Highlights
Drawing from three years of experience, the paper “Lessons from the Trenches on Reproducible Evaluation of Language Models” addresses several challenges in evaluating LLMs, such as assessing correct natural language responses, designing benchmarks, and managing the often opaque implementation details. It proposes best practices for improving the communication of results and the rigour of evaluation in the NLP community.
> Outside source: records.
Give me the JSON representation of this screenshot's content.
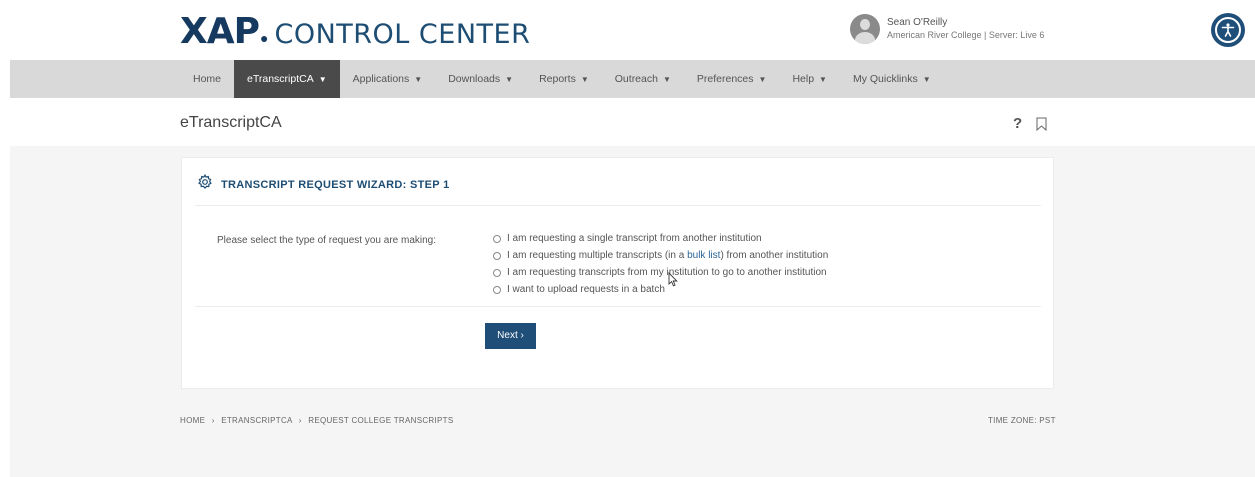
{
  "header": {
    "logo_main": "XAP",
    "logo_dot": "●",
    "logo_sub": "CONTROL CENTER",
    "user_name": "Sean O'Reilly",
    "user_org": "American River College | Server: Live 6"
  },
  "nav": {
    "items": [
      {
        "label": "Home",
        "caret": ""
      },
      {
        "label": "eTranscriptCA",
        "caret": "▼"
      },
      {
        "label": "Applications",
        "caret": "▼"
      },
      {
        "label": "Downloads",
        "caret": "▼"
      },
      {
        "label": "Reports",
        "caret": "▼"
      },
      {
        "label": "Outreach",
        "caret": "▼"
      },
      {
        "label": "Preferences",
        "caret": "▼"
      },
      {
        "label": "Help",
        "caret": "▼"
      },
      {
        "label": "My Quicklinks",
        "caret": "▼"
      }
    ],
    "active_index": 1
  },
  "page": {
    "title": "eTranscriptCA",
    "help_glyph": "?"
  },
  "wizard": {
    "title": "TRANSCRIPT REQUEST WIZARD: STEP 1",
    "prompt": "Please select the type of request you are making:",
    "options": [
      {
        "text": "I am requesting a single transcript from another institution"
      },
      {
        "pre": "I am requesting multiple transcripts (in a ",
        "link": "bulk list",
        "post": ") from another institution"
      },
      {
        "text": "I am requesting transcripts from my institution to go to another institution"
      },
      {
        "text": "I want to upload requests in a batch"
      }
    ],
    "next_label": "Next ›"
  },
  "footer": {
    "breadcrumb": [
      "HOME",
      "ETRANSCRIPTCA",
      "REQUEST COLLEGE TRANSCRIPTS"
    ],
    "separator": "›",
    "timezone": "TIME ZONE: PST"
  },
  "colors": {
    "brand": "#163a5f",
    "nav_active": "#4a4a4a",
    "button": "#1f4e79"
  }
}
To facilitate the adoption, the authors also present lm-eval, an open source library that provides a flexible API for model and task implementations and simplifies model evaluations (some case studies included!).
Stuff from ICLR 2024
The latest from ICLR 2024 showcases a range of interesting works on AI evaluation. Highlights include studies evaluating the psychological traits of LLMs; testing the ability of LLMs to learn low-resource languages from a single grammar book; and tracing data contamination in LLMs. Lots of new benchmarks (MuRS, Pinocchio, Genie, ImagenHub, COLLIE, RepoBench, LLMBar). Also, new papers explore the capabilities of LLMs such as memorisation, zero-shot robustness, human cognition; bias in multiple choice Qs, binding mechanisms or reasoning biases. In particular, an invited talk by Moritz Hardt explores the emerging science of benchmarking, which addresses issues—namely, annotator error, the external validity of model rankings, and the potential of multi-task benchmarks—challenges conventional wisdom, and highlights the need for systematic benchmarking studies in machine learning.
Policy and Governance
The UK government launched an £8.5 million grant programme to support cutting-edge research into AI safety and security and to protect society from AI-related risks.
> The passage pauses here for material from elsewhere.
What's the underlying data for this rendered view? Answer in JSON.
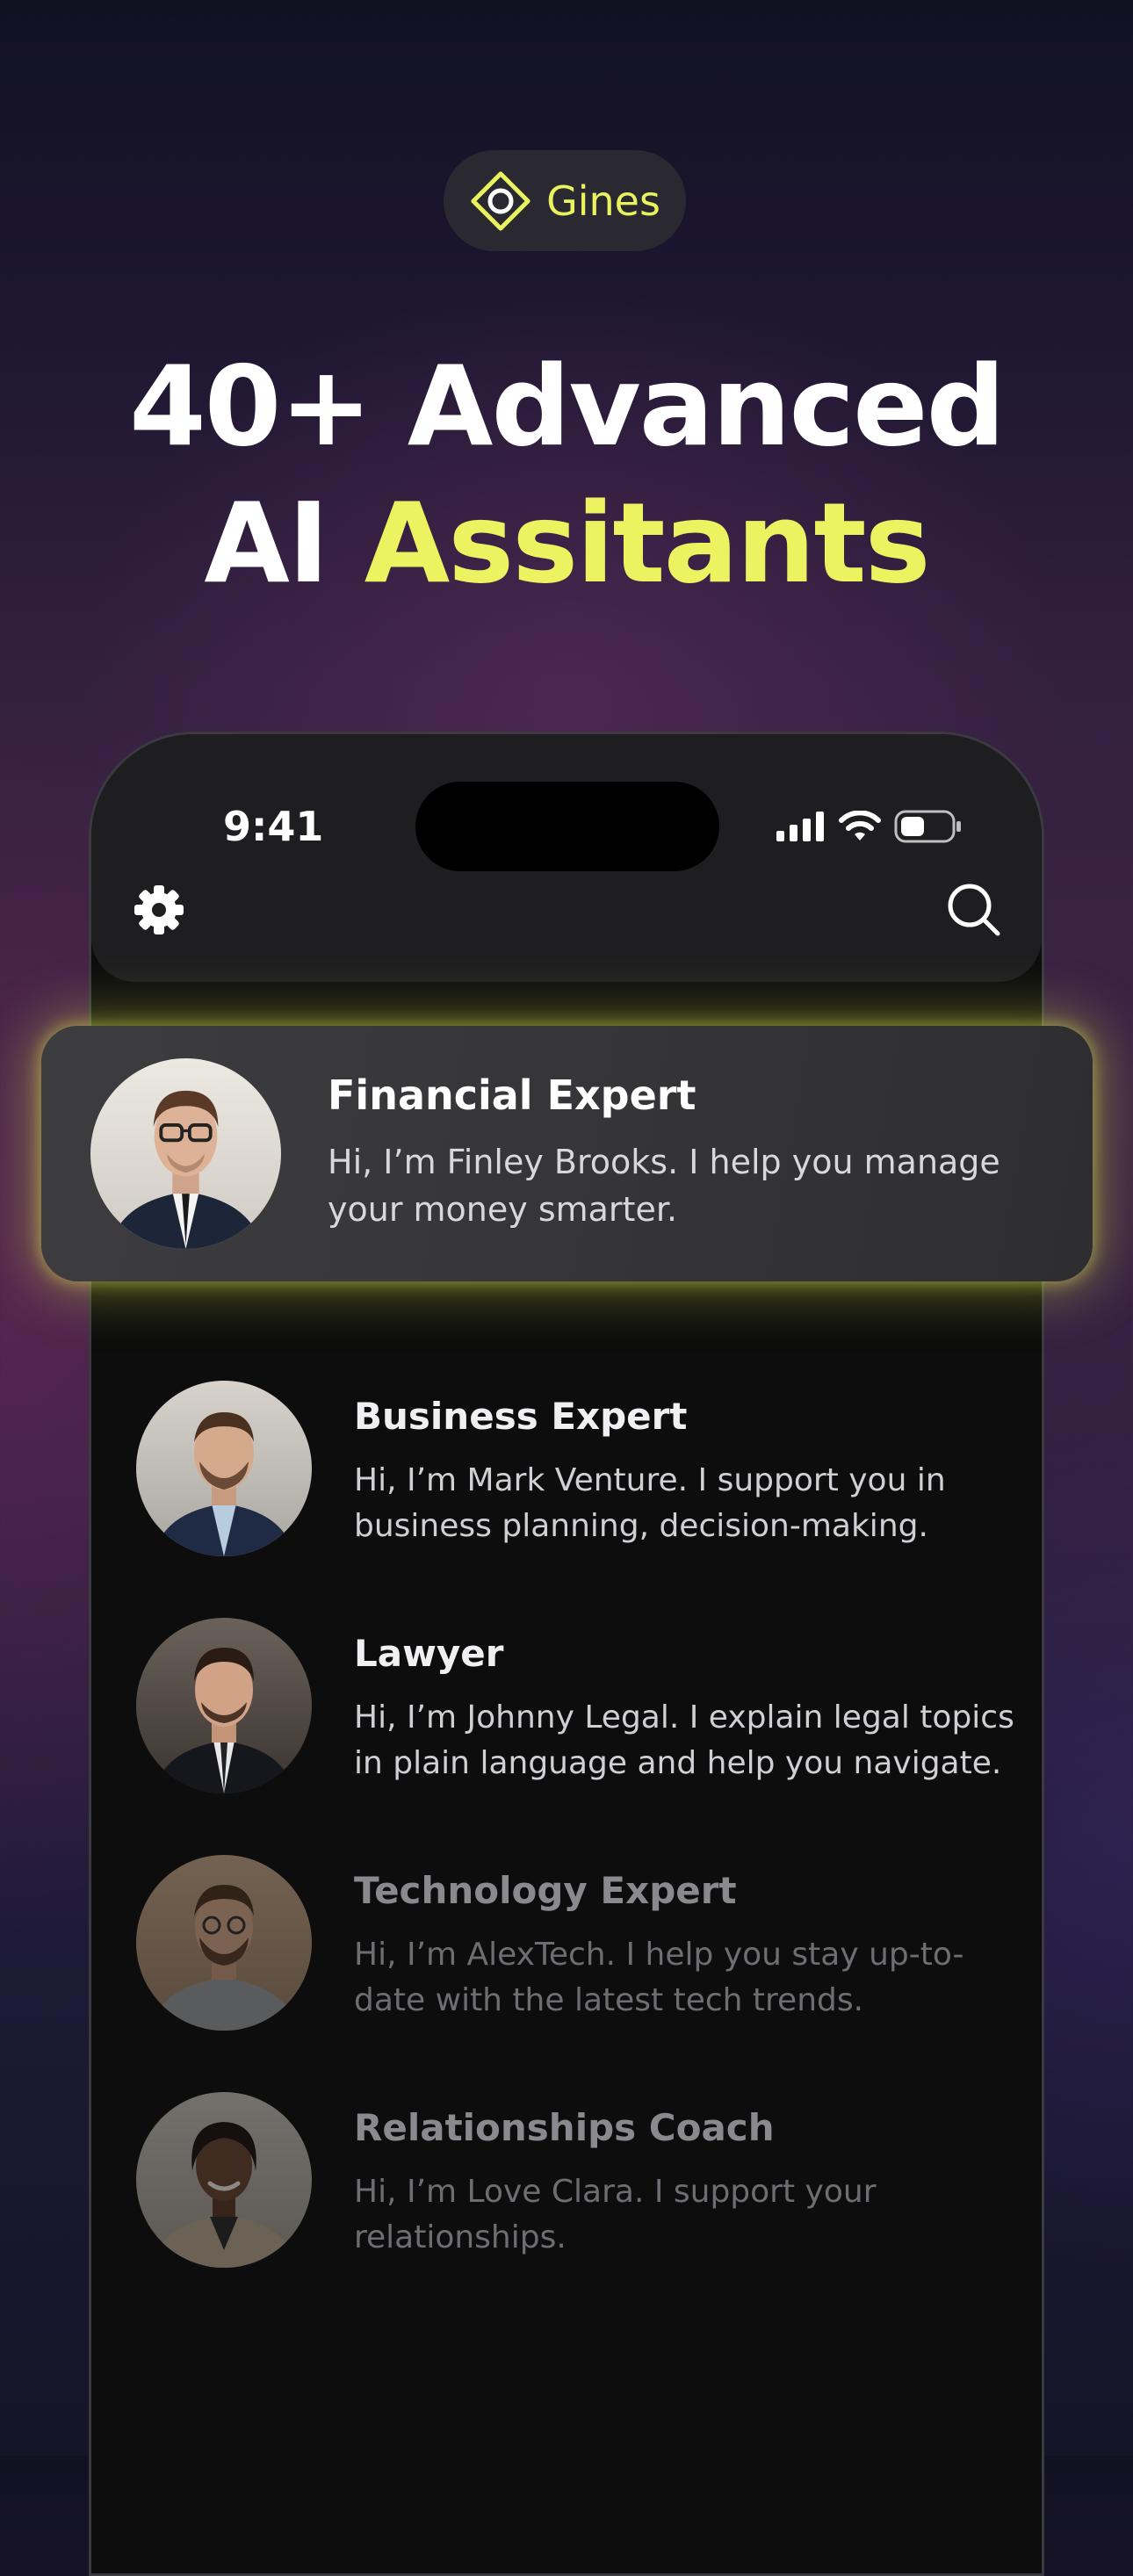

Despite a landmark agreement announced by the UK PM to conduct pre-launch safety testing of AI models, Big Tech isn’t letting the UK Safety institute test their models pre-deployment, according to Politico.
Techniques (mostly LLMs)
Noise may be a much more significant component of inaccuracy compared to bias, according to this paper detailing noise audit of human-labelled benchmarks in machine commonsense reasoning. The authors find that noisy labels impact AI evaluation by up to 10% in human performance estimates and over 4% for AI models like ChatGPT, suggesting the need to reconsider single 'ground-truth' labels.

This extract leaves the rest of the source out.